Alxuraan overall conforms to the standard WICS publishing format for Qur’an translations. It contains the Arabic text in page-by-page format alongside the target text, which is provided in the Ḥafṣ variant reading, despite the fact that the Warsh reading remains predominant in Senegal according to a 2016 study by The African Holy Quran House. The text contains no footnotes or commentary, although the actual translation includes some insertions in brackets, mostly explaining the use of pronouns and clarifying the speaker in various instances (i.e., whether it is God, Muhammad, or another speaker). The translation is quite literal in its style, although (unusually for a Muslim translation) the names of the suras are not included in their original Arabic, but in translation only. Thus, the title of Q 1 is ‘Benneelu Saar. Ubbiku Ji’ (‘First Surah. The Opening One’), while Q 2 is ‘Ñaareelu Saar. Nag Wa’ (‘Second Surah. The Cow’); the same format is repeated in the table of contents. The absence of any Arabic loan words (which are sometimes used in Wolof Islamic religious practice) indicates that the translation is an attempt to translate almost everything for the reader, and is aimed at a general readership rather than a specifically Muslim one, and that the author viewed it as not just a religious project but a contribution to national culture.

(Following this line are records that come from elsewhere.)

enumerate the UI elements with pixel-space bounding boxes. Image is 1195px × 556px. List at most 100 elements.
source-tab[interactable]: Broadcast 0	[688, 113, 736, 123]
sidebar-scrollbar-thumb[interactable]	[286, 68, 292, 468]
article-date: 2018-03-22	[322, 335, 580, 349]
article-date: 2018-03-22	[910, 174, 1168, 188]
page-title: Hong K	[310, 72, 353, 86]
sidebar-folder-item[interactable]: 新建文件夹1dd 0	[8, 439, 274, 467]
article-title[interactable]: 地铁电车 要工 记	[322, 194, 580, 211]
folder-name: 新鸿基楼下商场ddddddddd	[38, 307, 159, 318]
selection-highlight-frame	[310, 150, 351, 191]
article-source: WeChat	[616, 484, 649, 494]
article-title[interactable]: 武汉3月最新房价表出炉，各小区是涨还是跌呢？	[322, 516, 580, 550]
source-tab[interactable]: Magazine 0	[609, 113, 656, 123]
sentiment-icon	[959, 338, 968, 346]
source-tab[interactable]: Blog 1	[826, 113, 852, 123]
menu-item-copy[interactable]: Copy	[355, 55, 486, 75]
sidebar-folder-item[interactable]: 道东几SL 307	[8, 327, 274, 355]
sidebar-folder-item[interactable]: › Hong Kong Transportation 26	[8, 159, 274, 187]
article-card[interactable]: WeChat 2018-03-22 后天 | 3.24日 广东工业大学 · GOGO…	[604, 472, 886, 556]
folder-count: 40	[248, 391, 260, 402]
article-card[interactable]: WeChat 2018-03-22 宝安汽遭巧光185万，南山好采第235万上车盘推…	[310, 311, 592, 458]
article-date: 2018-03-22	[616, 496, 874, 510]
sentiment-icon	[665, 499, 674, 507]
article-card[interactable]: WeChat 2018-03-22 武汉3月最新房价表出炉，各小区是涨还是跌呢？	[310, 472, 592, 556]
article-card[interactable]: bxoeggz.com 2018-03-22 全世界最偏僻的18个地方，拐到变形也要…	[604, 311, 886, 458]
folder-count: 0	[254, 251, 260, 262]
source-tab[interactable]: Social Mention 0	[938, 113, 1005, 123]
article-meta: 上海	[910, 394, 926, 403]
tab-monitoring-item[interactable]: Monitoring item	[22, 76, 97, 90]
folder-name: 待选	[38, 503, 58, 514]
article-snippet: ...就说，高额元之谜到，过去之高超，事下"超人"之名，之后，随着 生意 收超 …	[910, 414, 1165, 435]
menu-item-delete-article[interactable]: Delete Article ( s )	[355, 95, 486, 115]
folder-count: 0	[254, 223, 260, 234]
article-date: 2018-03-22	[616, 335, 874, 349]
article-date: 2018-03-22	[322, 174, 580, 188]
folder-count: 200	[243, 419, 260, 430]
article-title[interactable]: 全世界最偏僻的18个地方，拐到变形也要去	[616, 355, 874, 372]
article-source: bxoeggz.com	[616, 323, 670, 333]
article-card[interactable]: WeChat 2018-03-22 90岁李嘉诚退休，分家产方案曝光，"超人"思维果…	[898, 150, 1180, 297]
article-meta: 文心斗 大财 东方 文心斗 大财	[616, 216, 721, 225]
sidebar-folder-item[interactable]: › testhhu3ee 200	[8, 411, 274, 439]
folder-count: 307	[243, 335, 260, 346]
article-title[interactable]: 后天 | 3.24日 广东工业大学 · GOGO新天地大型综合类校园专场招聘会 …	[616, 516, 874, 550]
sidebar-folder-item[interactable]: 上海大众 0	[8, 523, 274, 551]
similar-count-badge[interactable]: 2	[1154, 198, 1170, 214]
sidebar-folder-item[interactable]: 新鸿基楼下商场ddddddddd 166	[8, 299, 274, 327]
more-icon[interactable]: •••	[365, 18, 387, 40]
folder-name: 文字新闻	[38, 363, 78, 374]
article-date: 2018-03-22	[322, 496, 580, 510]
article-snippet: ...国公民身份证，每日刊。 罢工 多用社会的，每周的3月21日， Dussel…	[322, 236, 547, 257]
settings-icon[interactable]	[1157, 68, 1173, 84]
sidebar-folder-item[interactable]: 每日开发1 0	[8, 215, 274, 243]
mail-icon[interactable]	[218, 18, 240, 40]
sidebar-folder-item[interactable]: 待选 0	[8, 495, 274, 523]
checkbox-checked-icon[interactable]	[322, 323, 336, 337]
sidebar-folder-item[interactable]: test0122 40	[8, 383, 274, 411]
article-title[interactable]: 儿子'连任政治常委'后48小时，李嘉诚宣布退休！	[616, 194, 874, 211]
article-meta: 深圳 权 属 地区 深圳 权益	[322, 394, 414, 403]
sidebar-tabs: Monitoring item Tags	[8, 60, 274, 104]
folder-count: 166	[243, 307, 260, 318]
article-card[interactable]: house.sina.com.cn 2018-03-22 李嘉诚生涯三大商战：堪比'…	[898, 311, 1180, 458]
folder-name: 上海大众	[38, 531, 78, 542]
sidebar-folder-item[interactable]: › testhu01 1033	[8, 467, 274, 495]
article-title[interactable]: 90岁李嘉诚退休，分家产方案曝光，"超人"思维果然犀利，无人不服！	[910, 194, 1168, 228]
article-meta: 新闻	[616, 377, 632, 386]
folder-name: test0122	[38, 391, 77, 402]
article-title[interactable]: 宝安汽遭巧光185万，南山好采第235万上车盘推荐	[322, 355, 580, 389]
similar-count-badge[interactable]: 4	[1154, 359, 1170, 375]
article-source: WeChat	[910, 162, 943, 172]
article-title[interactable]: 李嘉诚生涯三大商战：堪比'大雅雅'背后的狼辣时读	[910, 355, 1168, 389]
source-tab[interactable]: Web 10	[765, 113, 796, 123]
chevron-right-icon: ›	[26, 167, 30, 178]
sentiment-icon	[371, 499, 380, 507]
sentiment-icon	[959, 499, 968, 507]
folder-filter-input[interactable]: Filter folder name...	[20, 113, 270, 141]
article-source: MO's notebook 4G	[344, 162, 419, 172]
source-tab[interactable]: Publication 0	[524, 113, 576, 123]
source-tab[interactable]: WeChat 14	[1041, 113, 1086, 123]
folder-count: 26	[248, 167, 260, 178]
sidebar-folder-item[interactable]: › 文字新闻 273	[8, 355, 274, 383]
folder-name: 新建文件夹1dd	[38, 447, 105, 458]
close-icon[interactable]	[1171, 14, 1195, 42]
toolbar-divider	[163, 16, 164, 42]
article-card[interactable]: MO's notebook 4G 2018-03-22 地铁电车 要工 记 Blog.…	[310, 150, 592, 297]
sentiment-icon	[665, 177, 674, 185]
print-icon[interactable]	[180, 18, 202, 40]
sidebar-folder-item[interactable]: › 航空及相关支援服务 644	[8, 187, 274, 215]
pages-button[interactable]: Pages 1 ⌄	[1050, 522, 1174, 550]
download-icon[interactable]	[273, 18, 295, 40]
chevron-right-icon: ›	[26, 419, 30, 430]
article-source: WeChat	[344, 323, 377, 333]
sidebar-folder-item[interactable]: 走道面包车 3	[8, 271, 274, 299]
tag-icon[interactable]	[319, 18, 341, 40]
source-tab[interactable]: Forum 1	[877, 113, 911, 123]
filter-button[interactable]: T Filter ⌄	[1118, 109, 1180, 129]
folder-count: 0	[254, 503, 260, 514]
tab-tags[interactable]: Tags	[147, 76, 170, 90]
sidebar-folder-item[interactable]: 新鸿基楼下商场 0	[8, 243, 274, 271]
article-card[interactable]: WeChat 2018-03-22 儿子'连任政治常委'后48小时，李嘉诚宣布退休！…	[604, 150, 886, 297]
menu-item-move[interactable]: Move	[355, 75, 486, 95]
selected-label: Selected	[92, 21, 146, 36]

A small appendix to the translation (‘Xamle’) lists the sources used by Assane Sylla, amongst which are audio recordings of tafsīr lessons in Wolof from the biggest Islamic authorities in Dakar, such as Maxtaar Jeh, Ibraahima Nas and Saxiir Gay. The only classical tafsīr source mentioned is Ibn Kathīr’s work (and this may be a sign of some Salafi or at least anti-Sufi reformism in the West African context). Sylla also consulted works in French, especially by Hamza Boubakeur, Regis Blachere and, finally, Muhammad Hamidullah. It is worth mentioning that that these interpretations were the most popular in the Francophone world in the late 1980s.

Overall, it is not easy to evaluate the level of distribution of Assane Sylla’s work (it is not known how many copies were printed and whether any new editions came out after 2003), but the work remains an important step towards the development of Wolof literary tradition  (in the Latin alphabet) in post-colonial times. The choice to publish this translation also generally fits in to the general pattern of late WICS activities which aimed not only to promote Islam in Africa, but also to raise the level of national consciousness in the languages and countries in which it was published.